19th Apr2019

‘Betsy’ Review

by Phil Wheat

Stars: Kelci C. Magel, Marylee Osborne, Erin R. Ryan, Joe Kidd, Justin Beahm, Cheyenne Gordon, Josh Miller, Ryan Stacy | Written and Directed by Shawn Burkett


Directed by prolific indie horror filmmaker Shawn Burkett, Betsy is a brand-new entry in the long-running werewolf movie mythos. Not a genre to approach lightly given the myriad of terrible werewolf films out there, Betsy tells the story of the titular character who, after surviving a vicious assault in the city, moves to the country in hopes of starting over. But we all know that recovery is not an option when you’ve been bitten by a werewolf!

Writer/director Shawn Burkett is probably best known to genre fans as the man behind Don’t F*ck in the Woods, a film whose very title struck a chord with horror audiences for its sheer audacity. After all, having sex in the woods is a CLEAR trope of the genre and it was obvious fans respected Burkett for hitting that particular cliched nail on the head. However… It was not Burkett who attracted me to this film, nope. I gave Betsy a chance on one thing: actress Erin R. Ryan.

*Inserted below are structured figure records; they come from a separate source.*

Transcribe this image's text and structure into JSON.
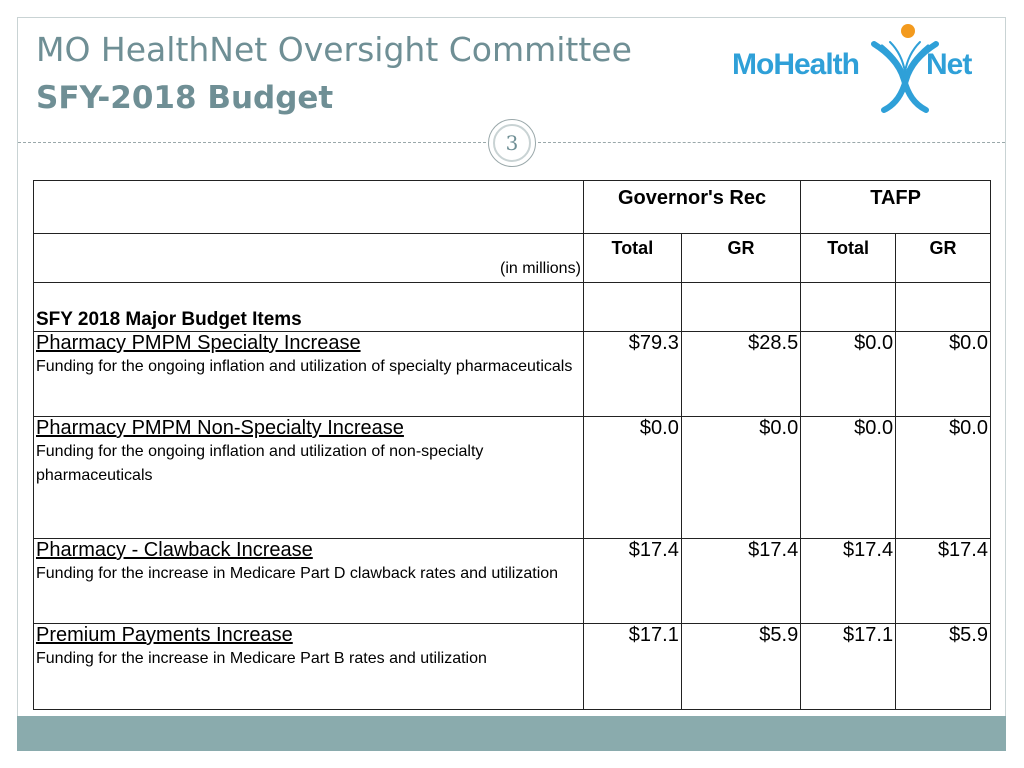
{
  "header": {
    "title_line1": "MO HealthNet Oversight Committee",
    "title_line2": "SFY-2018 Budget",
    "page_number": "3"
  },
  "logo": {
    "text_left": "MoHealth",
    "text_right": "Net",
    "colors": {
      "blue": "#2fa0d8",
      "orange": "#f39a1e"
    }
  },
  "table": {
    "group_headers": [
      "Governor's Rec",
      "TAFP"
    ],
    "sub_headers": [
      "Total",
      "GR",
      "Total",
      "GR"
    ],
    "units_note": "(in millions)",
    "section_title": "SFY 2018 Major Budget Items",
    "rows": [
      {
        "title": "Pharmacy PMPM Specialty Increase",
        "description": "Funding for the ongoing inflation and utilization of specialty pharmaceuticals",
        "gov_total": "$79.3",
        "gov_gr": "$28.5",
        "tafp_total": "$0.0",
        "tafp_gr": "$0.0"
      },
      {
        "title": "Pharmacy PMPM Non-Specialty Increase",
        "description": "Funding for the ongoing inflation and utilization of non-specialty pharmaceuticals",
        "gov_total": "$0.0",
        "gov_gr": "$0.0",
        "tafp_total": "$0.0",
        "tafp_gr": "$0.0"
      },
      {
        "title": "Pharmacy - Clawback Increase",
        "description": "Funding for the increase in Medicare Part D clawback rates and utilization",
        "gov_total": "$17.4",
        "gov_gr": "$17.4",
        "tafp_total": "$17.4",
        "tafp_gr": "$17.4"
      },
      {
        "title": "Premium Payments Increase",
        "description": "Funding for the increase in Medicare Part B rates and utilization",
        "gov_total": "$17.1",
        "gov_gr": "$5.9",
        "tafp_total": "$17.1",
        "tafp_gr": "$5.9"
      }
    ]
  },
  "footer": {
    "bar_color": "#8aabad"
  }
}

A longtime collaborator with Dustin Mills, Ryan has carved out an intriguing career in the genre. Not afraid to put herself in vulnerable positions in the the name of horror, somewhat akin to the 80s era of scream queens like Brinke Stevens, Micehlle Bauer and Linnea Quigley, Ryan has been a standout in any film she appears in. Except this one. Because, sadly, Ryan is relegated to playing the werewolf post-transformation. Given the appearance of the she-wolf in this film it actually means Ryan is essentially nothing more than a boob/body double!

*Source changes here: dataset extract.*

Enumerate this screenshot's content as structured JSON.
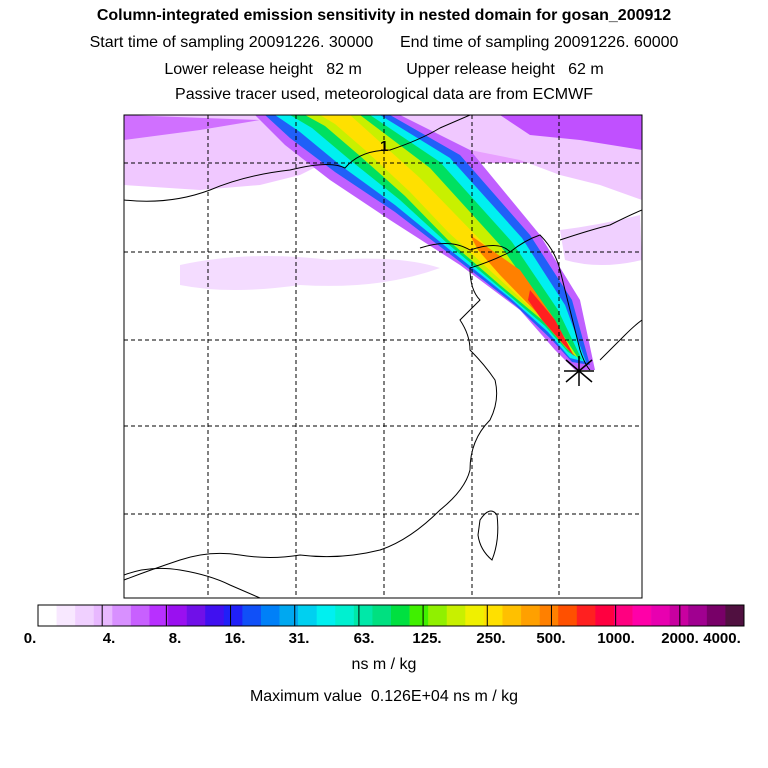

Betsy has an incredibly slow build, which would normally work well for a werewolf flick – building on the “are they/are they not” a werewolf suspense. However you can’t suspect things aren’t quiet right with Betsy as we KNOW there’s something wrong with her from the get-go – there’s no suspense as to if what is happening is actually happening. We know Betsy was attacked and bitten and it’s not long before she lashes out with her long nails (claws) and has physical appearance changes, in particular her frequent eye-colour changes.

So what does writer/director Burkett do? He escalates this story by escalating the violence, the frequency in which Betsy’s affliction takes over and the ferocity of her other self when “it” does come out.

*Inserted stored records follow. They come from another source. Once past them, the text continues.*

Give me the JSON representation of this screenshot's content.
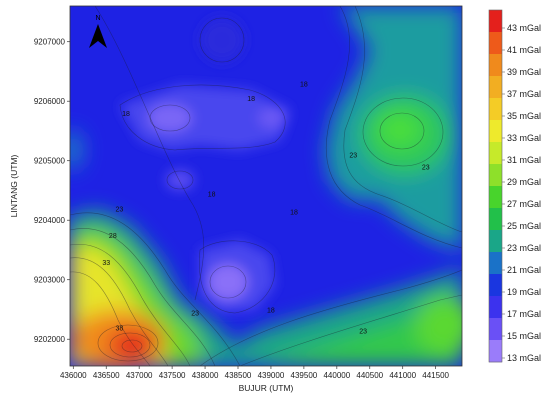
{
  "map": {
    "x_axis_title": "BUJUR (UTM)",
    "y_axis_title": "LINTANG (UTM)",
    "x_ticks": [
      "436000",
      "436500",
      "437000",
      "437500",
      "438000",
      "438500",
      "439000",
      "439500",
      "440000",
      "440500",
      "441000",
      "441500"
    ],
    "y_ticks": [
      "9207000",
      "9206000",
      "9205000",
      "9204000",
      "9203000",
      "9202000"
    ],
    "north_label": "N",
    "contour_labels": [
      {
        "text": "18",
        "x": 436800,
        "y": 9205750
      },
      {
        "text": "18",
        "x": 438700,
        "y": 9206000
      },
      {
        "text": "18",
        "x": 439500,
        "y": 9206250
      },
      {
        "text": "18",
        "x": 438100,
        "y": 9204400
      },
      {
        "text": "18",
        "x": 439350,
        "y": 9204100
      },
      {
        "text": "18",
        "x": 439000,
        "y": 9202450
      },
      {
        "text": "23",
        "x": 440250,
        "y": 9205050
      },
      {
        "text": "23",
        "x": 441350,
        "y": 9204850
      },
      {
        "text": "23",
        "x": 436700,
        "y": 9204150
      },
      {
        "text": "28",
        "x": 436600,
        "y": 9203700
      },
      {
        "text": "33",
        "x": 436500,
        "y": 9203250
      },
      {
        "text": "38",
        "x": 436700,
        "y": 9202150
      },
      {
        "text": "23",
        "x": 437850,
        "y": 9202400
      },
      {
        "text": "23",
        "x": 440400,
        "y": 9202100
      }
    ],
    "colors": {
      "low": "#9b7bff",
      "mid": "#1a1ae6",
      "high": "#e83418"
    }
  },
  "legend": {
    "labels": [
      "43 mGal",
      "41 mGal",
      "39 mGal",
      "37 mGal",
      "35 mGal",
      "33 mGal",
      "31 mGal",
      "29 mGal",
      "27 mGal",
      "25 mGal",
      "23 mGal",
      "21 mGal",
      "19 mGal",
      "17 mGal",
      "15 mGal",
      "13 mGal"
    ],
    "colors": [
      "#e4201c",
      "#ee5a1a",
      "#f08a1c",
      "#f2ae22",
      "#f4cc26",
      "#eeea2c",
      "#c6ea2a",
      "#8ee02a",
      "#48d42c",
      "#22c04a",
      "#1aa688",
      "#1a72c8",
      "#1a36e0",
      "#3c32ee",
      "#6a50f6",
      "#9a7cfa"
    ]
  }
}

Obviously shot on a VERY meagre budget Betsy suffers from a few filmmaking flaws – dutch angles when there’s no need, too many too-tight close-ups and an obvious lack of money for the films werewolf effects. The latter of which is actually the lesser of the films issues – after all, smoke and mirrors in film making can work wonders to keep monsters hidden and in the shadows; and we all know imagination is often better than reality. Especially in horror.

Where Betsy does succeed is in the casting. Whilst a number of the cast struggle to bring any emotion to their performances, coming across stilted throughout the film, Kelci C. Magel – as lead character Betsy – is surprisingly empathetic. You really feel for her struggle, well at least in human form – as sadly Magel flounders when it comes to the more vicious aspects of her transformation. However she does have great chemistry with Josh Miller, who plays her love interest Sam, which further generates pathos – we know it can’t end well and their “romance” feels all-too bitter sweet. What makes things even more surprising is the fact Magel wasn’t even first choice to play Betsy, she replaced Don’t F*ck in the Woods actress Ayse Howard in the lead role for reasons unknown!

An interesting addition to werewolf canon, I can see many being put off Betsy due to its incredibly low budget but stick with it and you’ll find a modern-day romance hidden under the skin of a monster movie. Though this is definitely not Twilight!